Just read it first before trolling around! Some bugs, nothing more, nothing less.

>Remember that CFS is still quite new.

Remeber this too for FreeBSD.

>the latest development code of the scheduler (most of which was merged for 2.6.24) already had some improvements.

Dear Linux zealot, the benchmarks were even in discussion on the LKML and lead to some positive development (your nice patches for CFS).

>Linux has been ahead (performance wise) for so many years

Yeah maybe in your very dreams. At high load Linux sucks for so many years (don’t mention the 2.4 crap at all), even today with the latest CFS. Linux generated some hype about peaks and couldn’t deliver a stable environment in terms of performance at high load. Linux is working with hype and error permissiveness, *BSD is working with quality and reliability in mind. So next time do your home work first. Btw. for all of these benchmarks always the latest patches were used, sometime with support of the Linux community from LKML.

2007-10-26 6:50 pm

adkk
> Just read it first before trolling around! Some bugs,

> nothing more, nothing less.

Well, I guess you could say the same about CFS then? That there are still some bugs and once they get fixed it’ll perform better.

> Dear Linux zealot, the benchmarks were even in

> discussion on the LKML and lead to some positive

> development (your nice patches for CFS).

Not quite true. Someone posted Jeff’s latest results on LKML (Jeff was using 2.6.23) and then Ingo redid the benchmark with the latest development code for CFS and the results were better.

> Yeah maybe in your very dreams.

Please take a look at this:

http://people.freebsd.org/~kris/scaling/7.0 Preview.pdf

As you can see at page 11, FreeBSD 5.5 didn’t scale at all, version 6.2 did a little better, but only for very few threads. 6.2 is still the stable version and Jeff published his first benchmarks of the new ULE scheduler in the beginning of 2007.

> Linux is working with hype and error permissiveness, > *BSD is working with quality and reliability in mind.

Yeah right… the old urban legends again. Linux is all crap and BSD is pure quality!

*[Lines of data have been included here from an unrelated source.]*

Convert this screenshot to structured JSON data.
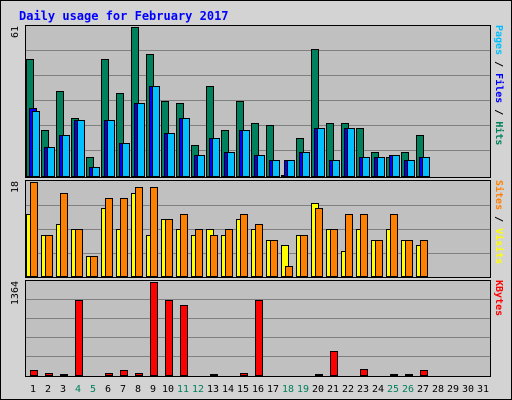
{
  "chart_data": [
    {
      "type": "bar",
      "title": "Daily usage for February 2017",
      "panel": "hits-files-pages",
      "ymax_label": "61",
      "ylim": [
        0,
        61
      ],
      "grid": true,
      "categories": [
        "1",
        "2",
        "3",
        "4",
        "5",
        "6",
        "7",
        "8",
        "9",
        "10",
        "11",
        "12",
        "13",
        "14",
        "15",
        "16",
        "17",
        "18",
        "19",
        "20",
        "21",
        "22",
        "23",
        "24",
        "25",
        "26",
        "27",
        "28",
        "29",
        "30",
        "31"
      ],
      "weekend_days": [
        "4",
        "5",
        "11",
        "12",
        "18",
        "19",
        "25",
        "26"
      ],
      "axis_legend": [
        {
          "text": "Pages",
          "color": "#00c0ff"
        },
        {
          "text": " / ",
          "color": "#000000"
        },
        {
          "text": "Files",
          "color": "#0000ff"
        },
        {
          "text": " / ",
          "color": "#000000"
        },
        {
          "text": "Hits",
          "color": "#00805c"
        }
      ],
      "series": [
        {
          "name": "Hits",
          "color": "#00805c",
          "values": [
            48,
            19,
            35,
            24,
            8,
            48,
            34,
            61,
            50,
            31,
            30,
            13,
            37,
            19,
            31,
            22,
            21,
            1,
            16,
            52,
            22,
            22,
            20,
            10,
            8,
            10,
            17,
            0,
            0,
            0,
            0
          ]
        },
        {
          "name": "Files",
          "color": "#0000ff",
          "values": [
            28,
            12,
            17,
            23,
            4,
            23,
            14,
            30,
            37,
            18,
            24,
            9,
            16,
            10,
            19,
            9,
            7,
            7,
            10,
            20,
            7,
            20,
            8,
            8,
            9,
            7,
            8,
            0,
            0,
            0,
            0
          ]
        },
        {
          "name": "Pages",
          "color": "#00c0ff",
          "values": [
            27,
            12,
            17,
            23,
            4,
            23,
            14,
            30,
            37,
            18,
            24,
            9,
            16,
            10,
            19,
            9,
            7,
            7,
            10,
            20,
            7,
            20,
            8,
            8,
            9,
            7,
            8,
            0,
            0,
            0,
            0
          ]
        }
      ]
    },
    {
      "type": "bar",
      "panel": "sites-visits",
      "ymax_label": "18",
      "ylim": [
        0,
        18
      ],
      "grid": true,
      "categories": [
        "1",
        "2",
        "3",
        "4",
        "5",
        "6",
        "7",
        "8",
        "9",
        "10",
        "11",
        "12",
        "13",
        "14",
        "15",
        "16",
        "17",
        "18",
        "19",
        "20",
        "21",
        "22",
        "23",
        "24",
        "25",
        "26",
        "27",
        "28",
        "29",
        "30",
        "31"
      ],
      "axis_legend": [
        {
          "text": "Sites",
          "color": "#ff8000"
        },
        {
          "text": " / ",
          "color": "#000000"
        },
        {
          "text": "Visits",
          "color": "#ffff00"
        }
      ],
      "series": [
        {
          "name": "Visits",
          "color": "#ffff00",
          "values": [
            12,
            8,
            10,
            9,
            4,
            13,
            9,
            16,
            8,
            11,
            9,
            8,
            9,
            8,
            11,
            9,
            7,
            6,
            8,
            14,
            9,
            5,
            9,
            7,
            9,
            7,
            6,
            0,
            0,
            0,
            0
          ]
        },
        {
          "name": "Sites",
          "color": "#ff8000",
          "values": [
            18,
            8,
            16,
            9,
            4,
            15,
            15,
            17,
            17,
            11,
            12,
            9,
            8,
            9,
            12,
            10,
            7,
            2,
            8,
            13,
            9,
            12,
            12,
            7,
            12,
            7,
            7,
            0,
            0,
            0,
            0
          ]
        }
      ]
    },
    {
      "type": "bar",
      "panel": "kbytes",
      "ymax_label": "1364",
      "ylim": [
        0,
        1364
      ],
      "grid": true,
      "categories": [
        "1",
        "2",
        "3",
        "4",
        "5",
        "6",
        "7",
        "8",
        "9",
        "10",
        "11",
        "12",
        "13",
        "14",
        "15",
        "16",
        "17",
        "18",
        "19",
        "20",
        "21",
        "22",
        "23",
        "24",
        "25",
        "26",
        "27",
        "28",
        "29",
        "30",
        "31"
      ],
      "axis_legend": [
        {
          "text": "KBytes",
          "color": "#ff0000"
        }
      ],
      "series": [
        {
          "name": "KBytes",
          "color": "#ff0000",
          "values": [
            80,
            40,
            30,
            1110,
            15,
            50,
            90,
            40,
            1364,
            1110,
            1030,
            15,
            30,
            20,
            40,
            1110,
            15,
            15,
            15,
            30,
            360,
            15,
            100,
            15,
            30,
            30,
            90,
            15,
            0,
            0,
            0
          ]
        }
      ]
    }
  ],
  "colors": {
    "page_bg": "#d3d3d3",
    "plot_bg": "#c0c0c0",
    "title": "#0000ff",
    "weekday_label": "#000000",
    "weekend_label": "#00805c",
    "grid": "#808080"
  }
}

> Btw. for all of these benchmarks always the latest

> patches were used

You are wrong again. Jeff was using 2.6.23 and testing it against bleeding-edge FreeBSD, even though Ingo’s development branch of CFS had lot’s of improvements.

2007-10-25 7:48 pm

tyrione
Debian still doesn’t have 2.6.23 even in Experimental.

2007-10-25 8:11 pm

Oliver
Of course, they are always somewhat behind

2007-10-26 1:54 am

adkk
Well the problem with this particular benchmark is another thing. Who has access to an 8-way SMP machine? I guess most of the core-kernel hackers (which includes Ingo) work from home. So he has to call someone at Redhat to test his patches on a big machine. Usually you have to reserve your spot in advance (it was like this when I did an internship at IBM). At least thats what I would think. So it’s not that easy to validate the benchmarks.

2007-10-26 4:32 am

bnolsen
$1500 and you can build one with 8GB ram.

$2000 and you can buy one from dell with 8GB ram

That’s the price of desktop machines 10 years ago.
2007-10-26 9:55 am

Oliver
Most Linux Kernel Hackers are working maybe at home, but they are working for a company (more than 60% of the kernel development is done by companies). Last not least the benchmarks were in (positive) discussion even at the LKML. It’s obvious that most people in this comments don’t have any clue what they’re talking about, so it will always end in a flamewar.